On April 26, the U.S. Supreme Court will hear argument in an important property-rights case – Tyler v. Hennepin County, Minnesota – involving home equity theft.  Steve’s article provides information on the background of the case, the homeowner who brought the case, the relevant law, and an analysis of the parties’ arguments.  The homeowner is represented by Pacific Legal Foundation, which has two other cases pending at the Supreme Court this term.

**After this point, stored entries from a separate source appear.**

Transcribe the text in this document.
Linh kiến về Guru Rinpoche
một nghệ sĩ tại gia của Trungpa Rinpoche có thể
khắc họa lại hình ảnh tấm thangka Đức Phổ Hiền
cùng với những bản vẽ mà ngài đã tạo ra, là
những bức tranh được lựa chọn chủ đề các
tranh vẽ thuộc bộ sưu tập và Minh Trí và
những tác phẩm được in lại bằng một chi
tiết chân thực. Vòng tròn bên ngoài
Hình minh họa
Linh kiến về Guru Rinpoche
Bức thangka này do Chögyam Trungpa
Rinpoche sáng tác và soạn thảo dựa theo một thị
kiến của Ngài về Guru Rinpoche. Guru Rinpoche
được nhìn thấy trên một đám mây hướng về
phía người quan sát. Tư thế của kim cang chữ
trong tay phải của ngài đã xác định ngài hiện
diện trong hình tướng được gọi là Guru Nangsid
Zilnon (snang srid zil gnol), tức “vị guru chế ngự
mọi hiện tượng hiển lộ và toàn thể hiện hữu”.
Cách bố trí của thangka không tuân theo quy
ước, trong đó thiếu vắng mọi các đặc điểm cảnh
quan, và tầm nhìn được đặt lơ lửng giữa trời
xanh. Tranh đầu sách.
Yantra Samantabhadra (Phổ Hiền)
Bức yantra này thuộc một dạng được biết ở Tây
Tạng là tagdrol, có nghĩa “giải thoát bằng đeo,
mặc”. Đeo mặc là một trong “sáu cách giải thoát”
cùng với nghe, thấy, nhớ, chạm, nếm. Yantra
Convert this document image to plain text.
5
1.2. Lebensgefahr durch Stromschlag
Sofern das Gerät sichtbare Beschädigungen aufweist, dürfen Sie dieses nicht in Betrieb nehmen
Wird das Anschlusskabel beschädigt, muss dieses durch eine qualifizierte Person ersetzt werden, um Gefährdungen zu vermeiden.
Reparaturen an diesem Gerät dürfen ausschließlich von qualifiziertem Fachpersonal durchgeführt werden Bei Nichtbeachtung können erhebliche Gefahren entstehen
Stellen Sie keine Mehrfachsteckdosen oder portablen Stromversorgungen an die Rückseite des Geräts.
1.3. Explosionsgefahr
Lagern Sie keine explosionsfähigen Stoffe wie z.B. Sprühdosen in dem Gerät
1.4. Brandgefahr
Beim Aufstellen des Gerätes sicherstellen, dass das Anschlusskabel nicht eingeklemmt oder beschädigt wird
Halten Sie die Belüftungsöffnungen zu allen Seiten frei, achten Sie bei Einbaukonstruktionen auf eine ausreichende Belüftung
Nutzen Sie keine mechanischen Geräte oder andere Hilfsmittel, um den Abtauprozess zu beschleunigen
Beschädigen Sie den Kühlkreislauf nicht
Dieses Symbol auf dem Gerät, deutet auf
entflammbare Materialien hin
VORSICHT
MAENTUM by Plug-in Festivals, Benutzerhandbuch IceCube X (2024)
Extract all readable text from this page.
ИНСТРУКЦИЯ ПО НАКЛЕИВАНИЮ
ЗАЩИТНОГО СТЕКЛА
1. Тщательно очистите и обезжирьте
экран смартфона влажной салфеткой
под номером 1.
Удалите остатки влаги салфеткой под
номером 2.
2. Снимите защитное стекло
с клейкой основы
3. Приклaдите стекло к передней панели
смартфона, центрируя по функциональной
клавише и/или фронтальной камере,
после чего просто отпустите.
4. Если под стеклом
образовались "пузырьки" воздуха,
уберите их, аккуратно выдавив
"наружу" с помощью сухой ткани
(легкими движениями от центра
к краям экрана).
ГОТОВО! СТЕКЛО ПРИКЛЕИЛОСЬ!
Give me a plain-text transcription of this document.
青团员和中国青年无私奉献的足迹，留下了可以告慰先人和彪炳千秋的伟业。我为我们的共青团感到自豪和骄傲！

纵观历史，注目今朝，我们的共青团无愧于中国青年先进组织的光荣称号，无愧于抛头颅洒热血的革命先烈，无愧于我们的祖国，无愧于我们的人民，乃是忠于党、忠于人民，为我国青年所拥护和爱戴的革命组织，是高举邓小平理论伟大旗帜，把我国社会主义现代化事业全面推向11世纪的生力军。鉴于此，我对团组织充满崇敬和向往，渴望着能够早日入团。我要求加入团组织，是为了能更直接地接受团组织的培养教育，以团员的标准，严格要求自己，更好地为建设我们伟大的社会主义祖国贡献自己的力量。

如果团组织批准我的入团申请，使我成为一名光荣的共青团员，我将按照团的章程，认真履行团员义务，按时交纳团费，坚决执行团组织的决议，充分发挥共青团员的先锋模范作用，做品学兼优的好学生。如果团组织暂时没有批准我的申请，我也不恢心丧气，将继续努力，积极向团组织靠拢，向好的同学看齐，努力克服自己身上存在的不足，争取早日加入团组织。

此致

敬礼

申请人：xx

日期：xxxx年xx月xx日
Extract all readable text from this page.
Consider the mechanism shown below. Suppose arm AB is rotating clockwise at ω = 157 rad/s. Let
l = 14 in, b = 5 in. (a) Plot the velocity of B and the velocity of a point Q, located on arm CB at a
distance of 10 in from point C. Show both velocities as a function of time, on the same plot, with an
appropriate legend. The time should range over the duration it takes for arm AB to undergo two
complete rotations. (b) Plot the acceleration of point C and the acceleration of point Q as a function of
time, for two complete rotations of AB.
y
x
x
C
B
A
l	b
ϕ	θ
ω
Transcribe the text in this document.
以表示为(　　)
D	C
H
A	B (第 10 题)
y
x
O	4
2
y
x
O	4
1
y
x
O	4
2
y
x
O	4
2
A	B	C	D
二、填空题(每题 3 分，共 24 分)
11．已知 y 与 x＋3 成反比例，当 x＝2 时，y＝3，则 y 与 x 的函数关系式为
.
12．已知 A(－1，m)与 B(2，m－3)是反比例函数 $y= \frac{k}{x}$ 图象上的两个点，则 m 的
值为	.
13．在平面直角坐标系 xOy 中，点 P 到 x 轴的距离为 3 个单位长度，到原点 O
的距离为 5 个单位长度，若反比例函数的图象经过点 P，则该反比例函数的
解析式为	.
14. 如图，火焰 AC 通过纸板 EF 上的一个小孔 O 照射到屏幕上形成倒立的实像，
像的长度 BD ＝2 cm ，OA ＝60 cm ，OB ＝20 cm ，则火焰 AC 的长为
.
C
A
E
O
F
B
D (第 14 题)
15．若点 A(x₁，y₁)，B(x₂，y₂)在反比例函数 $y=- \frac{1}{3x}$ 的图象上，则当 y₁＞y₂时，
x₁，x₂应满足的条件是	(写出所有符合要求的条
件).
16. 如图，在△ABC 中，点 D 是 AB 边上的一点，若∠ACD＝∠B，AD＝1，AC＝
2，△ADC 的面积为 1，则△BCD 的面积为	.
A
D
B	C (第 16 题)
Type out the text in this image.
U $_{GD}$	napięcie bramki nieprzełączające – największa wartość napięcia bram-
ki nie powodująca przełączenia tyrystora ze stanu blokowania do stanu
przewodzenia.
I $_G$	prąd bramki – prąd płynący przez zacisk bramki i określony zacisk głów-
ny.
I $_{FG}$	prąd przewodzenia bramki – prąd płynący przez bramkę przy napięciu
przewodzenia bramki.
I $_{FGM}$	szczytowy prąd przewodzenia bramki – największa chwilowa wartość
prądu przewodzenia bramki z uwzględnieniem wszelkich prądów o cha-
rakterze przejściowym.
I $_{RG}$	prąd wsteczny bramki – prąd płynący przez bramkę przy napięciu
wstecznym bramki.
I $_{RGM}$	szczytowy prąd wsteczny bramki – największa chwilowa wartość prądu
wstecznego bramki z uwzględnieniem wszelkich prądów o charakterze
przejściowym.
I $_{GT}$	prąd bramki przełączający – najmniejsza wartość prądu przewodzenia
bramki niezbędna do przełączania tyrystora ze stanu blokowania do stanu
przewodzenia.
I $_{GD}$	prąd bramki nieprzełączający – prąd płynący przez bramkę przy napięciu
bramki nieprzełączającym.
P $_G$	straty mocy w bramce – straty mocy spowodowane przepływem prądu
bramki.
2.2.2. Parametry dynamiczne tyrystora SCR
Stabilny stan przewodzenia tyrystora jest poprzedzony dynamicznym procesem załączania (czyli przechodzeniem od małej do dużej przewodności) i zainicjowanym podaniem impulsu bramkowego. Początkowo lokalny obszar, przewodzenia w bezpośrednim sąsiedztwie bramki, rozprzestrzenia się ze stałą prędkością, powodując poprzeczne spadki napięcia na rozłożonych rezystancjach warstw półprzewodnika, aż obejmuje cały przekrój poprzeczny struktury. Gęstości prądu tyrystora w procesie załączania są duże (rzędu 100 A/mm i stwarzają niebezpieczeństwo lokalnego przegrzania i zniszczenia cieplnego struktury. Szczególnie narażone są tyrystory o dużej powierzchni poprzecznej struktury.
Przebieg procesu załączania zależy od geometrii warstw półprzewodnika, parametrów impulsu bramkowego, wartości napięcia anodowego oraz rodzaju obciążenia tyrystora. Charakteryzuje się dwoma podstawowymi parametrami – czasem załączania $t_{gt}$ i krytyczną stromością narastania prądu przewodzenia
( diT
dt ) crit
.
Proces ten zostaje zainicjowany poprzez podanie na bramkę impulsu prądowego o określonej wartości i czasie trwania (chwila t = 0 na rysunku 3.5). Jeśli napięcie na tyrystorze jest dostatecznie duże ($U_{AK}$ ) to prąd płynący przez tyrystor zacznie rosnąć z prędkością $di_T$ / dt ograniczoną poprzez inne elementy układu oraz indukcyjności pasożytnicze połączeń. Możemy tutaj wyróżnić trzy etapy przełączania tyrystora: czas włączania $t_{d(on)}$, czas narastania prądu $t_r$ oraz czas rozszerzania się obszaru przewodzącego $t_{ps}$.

Geraldine Tyler – who is now 94 years old – owned a condominium but owed delinquent property taxes totaling $15,000 in taxes, penalties, costs, and interest.  Hennepin County, Minnesota, foreclosed on the property and sold it for $40,000.  But instead of returning the excess $25,000 to Tyler, the county kept the entire $40,000.  Tyler sued the county, claiming the state’s confiscation of the entire value of her property (including her equity in her condo in excess of her tax debt) was an unconstitutional taking without the payment of “just compensation” under the Fifth Amendment and an excessive fine that violated the Eighth Amendment, but the district court dismissed her complaint, and the Eighth Circuit affirmed.

As Steve points out, the lower courts’ reasoning denying Tyler’s claim to “just compensation” under the Fifth Amendment – which essentially stated that Tyler is not entitled to relief because she has no property interest in her condo’s equity in that her equity was forfeited by operation of state law – is a sorites paradox that the Supreme Court should remedy.